Instability incontinence is a result of inappropriate contraction of the detrusor muscle, with loss of coordination between bladder contraction and sphincter release. Overflow incontinence results when the detrusor muscle fails to contract, allowing the bladder to overfill, or when the bladder outlet is blocked and urine backs up and overfills the bladder. Constant incontinence occurs when the sphincter is bypassed and the urine has a new channel or outlet, such as a fistula between the bladder or urethra and the vagina or rectum.
Symptoms Involuntary loss of urine is the chief manifestation, and the pattern varies by classification of the incontinence. Abdominal distention and associated urinary tract infection (UTI) are also seen in overflow incontinence.

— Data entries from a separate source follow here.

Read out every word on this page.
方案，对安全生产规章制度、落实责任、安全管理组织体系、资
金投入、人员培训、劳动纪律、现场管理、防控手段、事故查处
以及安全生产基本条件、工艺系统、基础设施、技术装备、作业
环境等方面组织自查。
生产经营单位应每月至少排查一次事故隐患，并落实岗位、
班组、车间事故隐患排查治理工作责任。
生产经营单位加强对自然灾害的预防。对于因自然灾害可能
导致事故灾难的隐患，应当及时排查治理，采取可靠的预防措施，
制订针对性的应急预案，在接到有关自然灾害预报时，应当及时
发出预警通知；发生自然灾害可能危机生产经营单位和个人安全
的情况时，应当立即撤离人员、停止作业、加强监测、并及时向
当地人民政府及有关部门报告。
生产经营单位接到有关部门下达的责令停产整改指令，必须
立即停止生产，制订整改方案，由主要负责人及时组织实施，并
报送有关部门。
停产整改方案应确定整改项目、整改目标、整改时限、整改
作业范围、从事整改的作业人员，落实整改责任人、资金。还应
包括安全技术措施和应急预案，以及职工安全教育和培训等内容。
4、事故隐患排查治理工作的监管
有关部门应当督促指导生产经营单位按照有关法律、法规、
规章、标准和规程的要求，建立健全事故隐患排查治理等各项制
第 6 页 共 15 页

Potential Complications Complications include UTI, kidney infection, and skin breakdown.
Diagnostic Tests
Voiding cystourethrography
Stress incontinence: pelvic descent below the pubis, urethral excursion, and leakage of contrast material with straining Instability: detrusorsphincter dyssynergia Overflow: large bladder capacity, possible blockage Constant: leakage of contrast material through fistula or ectopic structure
Urodynamic testing
Stress: normal capacity, sensations, and compliance; stable detrusor; normal electromyographic (EMG) explosive flow with low-pressure detrusor contraction Instability: decreased functional capacity, early sensation, normal compliance, unstable detrusor, normal EMG findings Overflow with detrusor dysfunction: enlarged capacity, delayed sensations, abnormal compliance, poor stream, residuals Overflow with obstruction: normal or enlarged capacity, normal or delayed sensation, normal or impaired compliance, high detrusor contraction with poor flow Constant: impaired urine storage with fistulous tract
Treatments
Surgery
Stress: vesicourethral suspension to elevate anatomic structures; artificial urinary sphincter, pubovaginal sling to replace or reinforce damaged sphincter Instability: urinary diversions (e.g., suprapubic catheter or ileoconduit) Overflow: transurethral resection of enlarged prostate; urethrotomy to correct urethral stricture; reconstruction of bladder or urethra Constant: repair or removal of ectopic structures or fistulas.
Drugs
Autonomic drugs, spasmolytics to increase detrusor contractility and tone; autonomic drugs to increase or decrease bladder neck tone; muscle relaxants to diminish external muscle tone; antispasmodics to decrease detrusor spasms.
General
Stress: Kegel exercises to strengthen periurethral muscles; electrostimulation therapy to strengthen pelvic muscles; use of pessary to alter anatomic structure Instability: use of a timed voiding schedule; manipulation of fluid intake, avoiding largevolume intake periods; intermittent catheterization Overflow: double voiding techniques; intermittent catheterization; voiding schedules with manual Crede’s maneuvers Other: good skin care with use of barrier cream to protect irritated skin from moisture and urine; use of incontinence aids (e.g., pads, adult diapers, odor elimination substances, external catheters); referral to continence support group; instruction in intermittent catheterization techniques if needed.